Sonntag, 4. April 2021

Regionalbonus nach dem Lockup

 Regionalgeld ist eine sehr gute Möglichkeit, die Wirtschaftshilfe für Konsumenten, Selbständige, sowie Klein- und Mittelbetriebe in dieser Krisenzeit effektiv zu gestalten und eine Multiplikation der staatlichen Hilfen und auch privater Beiträge exakt für die am meisten Betroffenen bereitzustellen. Die lokale Konsumförderung mit regionaler Währung stärkt regionale Kreisläufe und unterstützt den Wiederaufbau der lokalen Kauf- und Verbraucherkreisläufe. 


Idee und Grundkonzept

Im Zuge des Wiederanfahrens der Wirtschaft wird eine lokale Konsumförderung vorgeschlagen, um kleine und mittlere Unternehmen in der Region zu fördern. In der Phase des Lockdowns haben einzelne Online-Händler wie Amazon und Lebensmittelkonzerne besonders stark von der Schließung des stationären Einzelhandels profitiert. Dadurch sind strukturelle Verschiebungen entstanden, die eines Ausgleichs bedürfen. Mit Hilfe eines staatlich geförderten Bonussystems für lokales Einkaufen wird die Strukturverschiebung wieder ausgeglichen und die entgangenen Umsätze ein Stück weit nachgeholt.
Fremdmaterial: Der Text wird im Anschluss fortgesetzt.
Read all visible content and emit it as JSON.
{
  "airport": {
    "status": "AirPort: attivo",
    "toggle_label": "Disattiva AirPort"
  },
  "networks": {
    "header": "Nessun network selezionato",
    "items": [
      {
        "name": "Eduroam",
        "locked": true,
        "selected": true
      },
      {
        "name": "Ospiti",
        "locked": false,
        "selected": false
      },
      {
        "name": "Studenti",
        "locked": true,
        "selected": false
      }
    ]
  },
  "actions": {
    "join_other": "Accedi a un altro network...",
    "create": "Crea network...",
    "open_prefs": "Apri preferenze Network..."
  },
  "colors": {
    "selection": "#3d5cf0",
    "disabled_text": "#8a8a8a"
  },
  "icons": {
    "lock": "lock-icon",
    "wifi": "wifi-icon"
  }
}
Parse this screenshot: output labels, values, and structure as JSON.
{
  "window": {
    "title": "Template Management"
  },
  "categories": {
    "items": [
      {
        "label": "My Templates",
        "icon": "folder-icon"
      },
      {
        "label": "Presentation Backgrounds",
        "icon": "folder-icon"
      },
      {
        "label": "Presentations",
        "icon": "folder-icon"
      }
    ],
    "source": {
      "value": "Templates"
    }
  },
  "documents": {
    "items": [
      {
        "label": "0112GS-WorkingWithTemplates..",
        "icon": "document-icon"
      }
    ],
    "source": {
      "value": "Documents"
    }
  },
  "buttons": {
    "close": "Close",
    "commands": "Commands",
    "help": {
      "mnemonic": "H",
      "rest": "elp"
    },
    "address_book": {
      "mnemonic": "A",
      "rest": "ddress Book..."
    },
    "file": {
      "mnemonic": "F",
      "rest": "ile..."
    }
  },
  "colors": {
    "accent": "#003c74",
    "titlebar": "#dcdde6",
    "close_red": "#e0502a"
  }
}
Anstatt eines pauschalen Helikoptergeldes wie in Japan, das in großen Teilen zu Ersparnissen geführt hat anstatt zu dem gewünschten Konsum, schlagen wir eine Bonusaktion für die Einkäufe vor, die auf das Aktivieren der vorhandenen Kaufkraft abzielt.

Funktionsweise der Förderung

Der Regionalbonus läuft in einer digitaliserten Form. Softwaretechnologien stehen sowohl als zentrale als auch als dezentrale Verbuchungsplattformen zur Verfügung. Die Region stellt eine kostenfreie Regionalbonus-App und Webseite zur Verfügung. Händler und kleine und mittlere Unternehmen können sich ebenso wie Konsument:innen kostenfrei registrieren. Bürger:innen können die App herunterladen und ihr Konto aufladen.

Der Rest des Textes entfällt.